Rather than force her son to deny his anxiety — his logical response to trying something new — she treated him like an agent in his own life. “OK,” she basically said. “You are you. You are capable of making a choice based on your own needs and wants (even if they’re different from mine). I’ll lay it out very simply: either you go to your horseback riding lesson (and suffer the consequences) or you stay home from your horseback riding lesson (and suffer the consequences). I’m cool either way.”

Brilliant.

And logical.

Because it is Billy who needs to make his choices. Because it is Billy who needs to experience the consequences for those choices. Because it is Billy who must struggle with the tension underlying his anxiety. Because it is Billy who needs to engage with himself, not with the added distraction of his mother’s response to his response. Tracey removed herself from Billy’s logical emotional equation.

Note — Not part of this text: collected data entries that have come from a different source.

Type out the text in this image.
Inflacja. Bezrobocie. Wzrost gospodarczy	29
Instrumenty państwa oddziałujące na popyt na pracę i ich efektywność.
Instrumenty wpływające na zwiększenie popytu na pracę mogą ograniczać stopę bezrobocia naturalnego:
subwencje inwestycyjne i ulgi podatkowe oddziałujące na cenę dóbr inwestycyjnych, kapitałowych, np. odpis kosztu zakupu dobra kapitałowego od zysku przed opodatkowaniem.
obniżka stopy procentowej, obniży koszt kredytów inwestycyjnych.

Which, by the way, gave her unexpected relief. It feels good to stay in your own garden!

And —

here’s where the magic happens —

Tracey’s move gave Billy the chance to decide what to do. Which was to grow. To discover. To enjoy. Voilà! QED.

Now I’m wondering (and you may be, too), “Wait! What has been proven?”

Here’s quod erat demonstrandum by Tracey and Billy’s story:

Emotions are logical. And attending to that logic and acting intelligently on it leads to magic. Otherwise known as attuned relationships. And healthy development.

Mantra: Magic is within our reach. All the time.